A tu per tu con il giovane rapper romano, in uscita con il suo disco d’esordio intitolato “Grizzly

Si intitola “Grizzly” l’album che segna il debutto discografico di Ethan Dante, meglio conosciuto con lo pseudonimo di One One, rapper proveniente dal quartiere Talenti nella zona nord est di Roma. Dopo aver pubblicato i brani “Goodfellas” nel 2017, “Facile”“Brillo” lo scorso anno, il giovane artista si lancia sul mercato con un lavoro contenente sette tracce e impreziosito dalle collaborazioni con PyrexFSK Boro Boro. Approfondiamo la sua conoscenza.

Ciao Ethan, benvenuto. Partiamo dal tuo disco d’esordio intitolato “Grizzly”, cosa hai voluto inserire in questo tuo biglietto da visita musicale?

«In “Grizzly” ho sicuramente voluto inserire ogni sfaccettatura del mio carattere. Essendo il mio primo progetto ufficiale, ho voluto fare bene tutto ciò che andava fatto, dedicandomi in prima persona a tutto, naturalmente affiancato dal mio team di fratelli. Questi brani raccontano in ogni forma chi sono». 

Quali pensieri e quali stati d’animo ti hanno accompagnato durante la fase di lavorazione dell’album?

«Durante la lavorazione dell’album ho avuto un saliscendi emozionale, dentro “Grizzly” c’è la rabbia di uno sconfitto, c’è la forza di un sopravvissuto, c’è la speranza di un sognatore. Dentro c’è Oni One».

A livello musicale, quali sonorità hai voluto abbracciare in questi sette pezzi inediti?

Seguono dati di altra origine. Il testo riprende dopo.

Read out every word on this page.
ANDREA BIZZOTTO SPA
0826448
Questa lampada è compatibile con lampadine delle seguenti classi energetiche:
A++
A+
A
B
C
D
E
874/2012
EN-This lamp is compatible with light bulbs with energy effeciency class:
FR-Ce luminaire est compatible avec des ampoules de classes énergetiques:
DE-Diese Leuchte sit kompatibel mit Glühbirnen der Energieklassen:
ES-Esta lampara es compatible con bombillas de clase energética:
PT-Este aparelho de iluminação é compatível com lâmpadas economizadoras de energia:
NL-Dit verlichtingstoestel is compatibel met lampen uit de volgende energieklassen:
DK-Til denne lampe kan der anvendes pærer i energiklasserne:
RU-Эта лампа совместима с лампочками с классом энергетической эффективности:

«In questi sette pezzi inediti mi sono spinto su diversi sound, sono passato dalla trap drill, al reggaeton, passando per tracce più melodiche, sperimentando tanto, ma rimanendo sempre fedele al mio stile e alla mia persona». 

Cosa aggiungono a questo lavoro le collaborazioni con Pyrex, FSK e Boro Boro?

«Ogni collaborazione a questo progetto ha aggiunto qualcosa in più di significativo e sono felice che ogni feat. si sia legato alla perfezione. Pyrex ha aggiunto la genialità Dark, gli FSK hanno aggiunto la potenza che solo loro hanno, mentre Boro Boro ha reso un pezzo a cui sono molto legato una vera e propria hit».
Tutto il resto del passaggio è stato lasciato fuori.